Nouvelle proposition en provenance de Tonal Union, dans un registre minimaliste et travaillé qui fait partie de ceux qu’affectionne le label londonien, Day-Blind nous parvient sous la forme d’un beau LP transparent, format bien assorti pour une musique humble et discrète. De fait, le jeune Gabriel Brady a composé ses sept titres (pour une grosse vingtaine de minutes) à partir de notes éparses de piano, pincements de cordes de bouzouki ou de violon, passés ensuite au tamis d’un synthé modulaire. Ce traitement renforce alors l’aspect tremblotant, presque chétif du propos, dont on ne sera pas surpris d’apprendre qu’il a été écrit dans sa chambre d’étudiant, à Harvard.
Les mises en boucle s’enchaînent, comme les triturations, pour un résultat qui conserve en permanence une dimension très organique et acoustique, ainsi qu’une profonde sincérité. Souvent posées sur des souffles, les interventions de piano, violon ou bouzouki paraissent venir de très loin (à la fois temporellement et géographiquement), comme exhumées et pas encore complètement défaites de leurs oripeaux. Déjà rencontré chez d’autres musiciens, pour des disques dont ces pages ont fait mention par le passé, ce procédé trouve, ici, une singularité dans la jeunesse de Gabriel Brady, membre d’une génération qu’on n’aurait pas forcément imaginé se tourner vers ce registre.

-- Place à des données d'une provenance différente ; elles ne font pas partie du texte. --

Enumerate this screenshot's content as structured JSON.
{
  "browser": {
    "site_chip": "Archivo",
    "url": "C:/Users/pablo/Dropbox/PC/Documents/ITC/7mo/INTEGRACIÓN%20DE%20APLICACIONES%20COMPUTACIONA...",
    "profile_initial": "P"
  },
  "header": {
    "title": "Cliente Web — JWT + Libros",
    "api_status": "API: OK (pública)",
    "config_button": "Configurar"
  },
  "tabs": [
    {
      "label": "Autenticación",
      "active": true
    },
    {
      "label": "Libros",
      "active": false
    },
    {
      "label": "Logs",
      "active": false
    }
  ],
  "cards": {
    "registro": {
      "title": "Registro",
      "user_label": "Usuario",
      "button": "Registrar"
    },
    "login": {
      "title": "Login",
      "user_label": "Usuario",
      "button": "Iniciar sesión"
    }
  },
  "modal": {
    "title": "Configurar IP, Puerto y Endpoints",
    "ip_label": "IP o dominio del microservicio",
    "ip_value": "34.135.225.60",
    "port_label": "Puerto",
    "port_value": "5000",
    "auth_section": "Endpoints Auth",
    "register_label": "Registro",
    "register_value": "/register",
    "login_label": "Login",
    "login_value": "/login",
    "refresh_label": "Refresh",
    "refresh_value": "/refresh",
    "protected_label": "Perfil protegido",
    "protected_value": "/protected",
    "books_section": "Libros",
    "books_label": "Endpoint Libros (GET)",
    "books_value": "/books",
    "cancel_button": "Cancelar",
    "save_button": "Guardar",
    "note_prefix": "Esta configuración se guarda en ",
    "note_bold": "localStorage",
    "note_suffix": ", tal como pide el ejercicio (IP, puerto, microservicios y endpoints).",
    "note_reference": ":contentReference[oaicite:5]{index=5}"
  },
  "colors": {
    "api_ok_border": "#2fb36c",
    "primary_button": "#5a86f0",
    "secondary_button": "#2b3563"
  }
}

Pour autant, l’Étatsunien ne cède pas tout pouvoir à ses instruments, et sait intégrer, au-delà des matériaux déjà cités, quelques autres apports, tout à fait bienvenus, à l’image de ces quasi-pulsations à la fin d’Untitled. Si la brièveté de Day-Blind conduit parfois à interrompre de manière un peu abrupte un morceau (tel Ambrosial), cet album constitue bien une belle découverte supplémentaire faite par Tonal Union.